I have some experience doing this as a workshop, which takes 4 hours. These are 4 hours of fun, hard work and strategic thinking in combination. The above scenarios and issues are generated out of the insights of one person. Just imagine what may be the outcome of 5 or more top executive discussions about the world from their joint perspective – and focusing on ensuring the sustainability and perspectives for their organisations.
Looking at my example issues, do I believe leaders of the world have to address the ‘act’ issues listed? Certainly! If they do not, I believe they will be ‘sleeping in class’ and miss massive opportunities, as well as run significant risks.

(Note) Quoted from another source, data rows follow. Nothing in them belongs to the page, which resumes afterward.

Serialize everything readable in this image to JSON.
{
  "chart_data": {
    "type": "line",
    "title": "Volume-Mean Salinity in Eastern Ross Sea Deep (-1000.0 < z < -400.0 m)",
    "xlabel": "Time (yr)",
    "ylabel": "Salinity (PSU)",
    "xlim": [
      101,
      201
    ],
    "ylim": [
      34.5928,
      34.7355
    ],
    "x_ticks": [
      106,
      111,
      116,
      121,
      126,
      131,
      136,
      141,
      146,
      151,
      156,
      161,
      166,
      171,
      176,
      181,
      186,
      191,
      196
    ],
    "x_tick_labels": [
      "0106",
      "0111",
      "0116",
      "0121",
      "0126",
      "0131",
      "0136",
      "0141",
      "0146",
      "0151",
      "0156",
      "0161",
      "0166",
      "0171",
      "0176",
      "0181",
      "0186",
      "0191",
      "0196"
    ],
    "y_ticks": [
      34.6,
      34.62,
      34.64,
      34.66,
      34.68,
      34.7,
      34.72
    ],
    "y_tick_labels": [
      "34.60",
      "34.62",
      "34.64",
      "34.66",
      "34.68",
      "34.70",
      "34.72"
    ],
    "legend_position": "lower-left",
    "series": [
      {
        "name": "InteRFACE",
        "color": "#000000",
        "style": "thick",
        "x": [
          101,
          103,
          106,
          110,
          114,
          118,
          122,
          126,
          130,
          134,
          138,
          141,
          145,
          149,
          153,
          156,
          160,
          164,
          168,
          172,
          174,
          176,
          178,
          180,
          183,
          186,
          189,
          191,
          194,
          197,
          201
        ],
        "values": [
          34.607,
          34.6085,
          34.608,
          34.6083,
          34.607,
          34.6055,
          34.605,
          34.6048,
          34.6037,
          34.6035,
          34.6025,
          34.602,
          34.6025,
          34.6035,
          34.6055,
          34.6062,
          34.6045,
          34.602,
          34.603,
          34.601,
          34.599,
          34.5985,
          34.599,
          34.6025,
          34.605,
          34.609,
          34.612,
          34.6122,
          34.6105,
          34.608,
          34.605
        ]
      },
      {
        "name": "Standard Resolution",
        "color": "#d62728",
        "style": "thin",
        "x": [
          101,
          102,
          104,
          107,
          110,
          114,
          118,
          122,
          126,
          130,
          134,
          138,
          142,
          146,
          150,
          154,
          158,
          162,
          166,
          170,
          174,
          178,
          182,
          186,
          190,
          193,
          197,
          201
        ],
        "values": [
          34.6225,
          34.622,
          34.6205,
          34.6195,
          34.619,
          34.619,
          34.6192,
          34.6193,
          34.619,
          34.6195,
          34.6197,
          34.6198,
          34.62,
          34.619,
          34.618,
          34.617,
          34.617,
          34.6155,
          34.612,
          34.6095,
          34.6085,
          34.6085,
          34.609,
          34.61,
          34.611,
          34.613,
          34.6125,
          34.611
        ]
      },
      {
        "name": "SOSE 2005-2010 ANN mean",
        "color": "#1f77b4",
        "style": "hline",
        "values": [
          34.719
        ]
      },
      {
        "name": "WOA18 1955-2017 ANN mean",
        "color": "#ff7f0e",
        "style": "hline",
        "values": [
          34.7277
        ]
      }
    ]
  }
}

Then again, are any of these big surprises to you? Probably not! In my experience that does not, however, mean that you and your organisation are already addressing these with explicit actions. The question is, why not? (If you are systematically addressing all of them and more, please accept my apologies).
Closing comments
There is plenty of evidence that shows that the future is not defined by extrapolating the past. So, to prepare for the future, one must be ready to address changes in the world. When defining a strategy to meet some strategic aspiration there are always implicit and/or explicit assumptions about the future in which the strategy is assumed to be effective.
This scenario workshop is designed to explicitly address the consequences of these assumptions as being wrong, as the world starts changing in a different way than what was expected.
That is prudent strategic planning as well as intelligent risk taking.